Bem faziam os nossos do tempo antigo. As raparigas andavam direitinhas
que nem um fuso... Uma piscadela de olho mais duvidosa, era logo pau. (...)
Cá no meu modo de pensar, entendo que não se maltratem as coitadinhas,
mas também é preciso não dar asas às formigas..."
No final do relato, contudo, esta crítica amena e humorística transforma-se
quase em um panfleto contra o domínio absoluto que, dentro do código
patriarcalista, os pais tinham sobre os filhos.
5) Importante ressaltar que o simplório Pereira, além de possuir boa
índole, ama desesperadamente a filha.
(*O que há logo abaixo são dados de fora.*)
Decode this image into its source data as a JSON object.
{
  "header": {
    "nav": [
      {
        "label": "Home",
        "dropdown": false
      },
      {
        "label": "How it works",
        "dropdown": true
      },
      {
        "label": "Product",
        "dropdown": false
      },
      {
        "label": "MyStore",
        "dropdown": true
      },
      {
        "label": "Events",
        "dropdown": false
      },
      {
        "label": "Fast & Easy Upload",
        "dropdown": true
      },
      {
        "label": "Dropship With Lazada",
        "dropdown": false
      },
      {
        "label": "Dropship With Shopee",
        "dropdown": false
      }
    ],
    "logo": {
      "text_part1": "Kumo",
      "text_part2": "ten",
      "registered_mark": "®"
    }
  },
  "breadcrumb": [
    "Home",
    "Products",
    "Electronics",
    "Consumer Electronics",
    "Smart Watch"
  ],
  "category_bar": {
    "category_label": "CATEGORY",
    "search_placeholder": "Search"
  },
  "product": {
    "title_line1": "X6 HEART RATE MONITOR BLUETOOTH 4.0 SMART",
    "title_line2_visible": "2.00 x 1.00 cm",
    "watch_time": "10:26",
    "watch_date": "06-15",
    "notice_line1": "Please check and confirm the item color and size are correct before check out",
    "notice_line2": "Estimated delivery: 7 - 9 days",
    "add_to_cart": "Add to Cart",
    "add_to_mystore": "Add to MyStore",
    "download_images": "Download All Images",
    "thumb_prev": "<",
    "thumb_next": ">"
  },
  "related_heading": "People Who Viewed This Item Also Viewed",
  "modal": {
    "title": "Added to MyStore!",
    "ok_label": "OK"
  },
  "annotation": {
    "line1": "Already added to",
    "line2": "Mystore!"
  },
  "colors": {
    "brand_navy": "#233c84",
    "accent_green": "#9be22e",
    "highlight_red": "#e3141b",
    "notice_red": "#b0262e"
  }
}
Portanto, também ele nos é mostrado
como vítima dos costumes patriarcais.
6) Meyer, o naturalista alemão, sábio das coisas da ciência, porém incapaz
de perceber a estreiteza moral do mundo em que está metido, é um dos
protagonistas mais engraçados da ficção brasileira do século XIX. Suas
trapalhadas são impagáveis.
7) O romance apresenta uma curiosa mescla de linguagem culta urbana e
termos regionais (arcaísmos, corruptelas, provérbios, expressões típicas).
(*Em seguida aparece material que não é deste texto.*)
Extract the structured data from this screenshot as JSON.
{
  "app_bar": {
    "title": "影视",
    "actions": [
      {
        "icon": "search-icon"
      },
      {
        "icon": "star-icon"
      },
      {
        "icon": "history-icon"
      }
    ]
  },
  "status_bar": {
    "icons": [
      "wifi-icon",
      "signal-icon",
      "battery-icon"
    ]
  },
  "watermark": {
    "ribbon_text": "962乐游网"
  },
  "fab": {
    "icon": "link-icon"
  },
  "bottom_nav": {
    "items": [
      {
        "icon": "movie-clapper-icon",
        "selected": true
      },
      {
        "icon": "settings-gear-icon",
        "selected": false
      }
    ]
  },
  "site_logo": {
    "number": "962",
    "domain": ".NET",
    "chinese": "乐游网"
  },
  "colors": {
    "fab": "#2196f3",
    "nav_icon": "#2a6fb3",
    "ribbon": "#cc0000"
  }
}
Estes "regionalismos", na sua maioria, são explicados pelo próprio autor, em
notas ao pé das páginas. O resultado dessa junção é uma prosa bastante viva,
colorida e com acentos humorísticos na sua formulação. Veja-se um exemplo:
E mulher, prosseguiu o mineiro (Pereira) com raivosa volubilidade, é
gente tão levada da breca, que se lambe toda de gosto com ditinhos e
requebros desta súcia de embromadores. Com elas, digo eu sempre, não há
que fiar...Má hora me trouxe este alamão...Mil raios o rachem!...Tenho
agora que ficar de alcatéia...meter-se em tocaia e fazer fogos para que o
braicá não me entre no galinheiro. Ora que tal! (...) Já estou enfernizado
com o tal homem...
A RETIRADA DE LAGUNA :: Incursões paraguaias no sul de Mato Grosso, no início
da Guerra do Paraguai (1865-1870) levaram o comando militar do Império a enviar uma
coluna para manter incólume a fronteira brasileira e, dependendo das circunstâncias,
invadir o território inimigo. Ao acompanhar a expedição, como tenente de engenharia,
Taunay não podia imaginar o horror que os aguardava.
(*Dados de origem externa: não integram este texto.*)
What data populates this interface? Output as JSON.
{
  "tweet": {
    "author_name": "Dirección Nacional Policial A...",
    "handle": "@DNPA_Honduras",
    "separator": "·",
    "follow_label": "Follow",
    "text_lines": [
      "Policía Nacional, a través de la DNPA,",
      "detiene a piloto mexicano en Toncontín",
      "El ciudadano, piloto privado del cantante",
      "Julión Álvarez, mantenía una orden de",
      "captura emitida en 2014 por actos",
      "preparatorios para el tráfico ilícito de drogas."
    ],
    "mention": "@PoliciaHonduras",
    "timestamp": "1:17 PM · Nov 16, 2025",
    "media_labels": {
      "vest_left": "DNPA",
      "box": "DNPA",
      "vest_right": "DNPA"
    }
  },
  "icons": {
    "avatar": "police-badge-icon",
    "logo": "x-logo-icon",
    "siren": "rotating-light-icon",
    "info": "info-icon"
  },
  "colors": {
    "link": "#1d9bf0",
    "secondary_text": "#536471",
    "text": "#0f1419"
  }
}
Por erro fatal do comandante - acusado de covardia em outro episódio - que
contrariando toda a lógica, decidiu-se pela invasão do Paraguai. Sem cavalaria, sem
retaguarda, com poucas munições e víveres, a tropa de cerca de mil e setecentos homens
penetrou num sertão inóspito, numa vastíssima região de pantanais, febres e campinas que
os paraguaios incendiavam, colocando a soldadesca brasileira dentro de um inferno. Ao
fogo somou-se a fome. E a estes, a terrível doença da cólera, causada pela região insalubre.
A campanha - que durou apenas um mês transformou-se m grande desastre. Em condições
lamentáveis, sobreviveram tão somente setecentos homens.
A visível inépcia do comandante, intensificado pelo desconhecimento das condições
adversas do meio, o heroísmo de oficiais e soldados no dia a dia da expedição e,
principalmente, a carnificina da guerra e da peste aparecem numa prosa simultaneamente
objetiva e dramática. A retirada da Laguna não tem o vigor trágico de Os sertões, de
Euclides da Cunha, mesmo assim possui força descritiva, interesse documental e,
muitas vezes, emociona os leitores. Tome-se, como exemplo, este fragmento sobre as
primeiras manifestações da cólera:
Caiu à noite uma chuva abundante que agravou todos os nossos sofrimentos. Os
coléricos, amontoados junto da pequena barraca dos médicos, ao ar livre e sem abrigo,
recebiam no corpo enregelado os aguaceiros, que se sucediam a intervalos. Penalizavanos
ver aqueles desgraçados, extremamente agitados, rasgando os farrapos com que
procurávamos cobri-los, rolando uns sobre os outros, contorcendo-se de cãibras,
vociferando, lançando urras que se confundiam num único grito articulado: "Água!"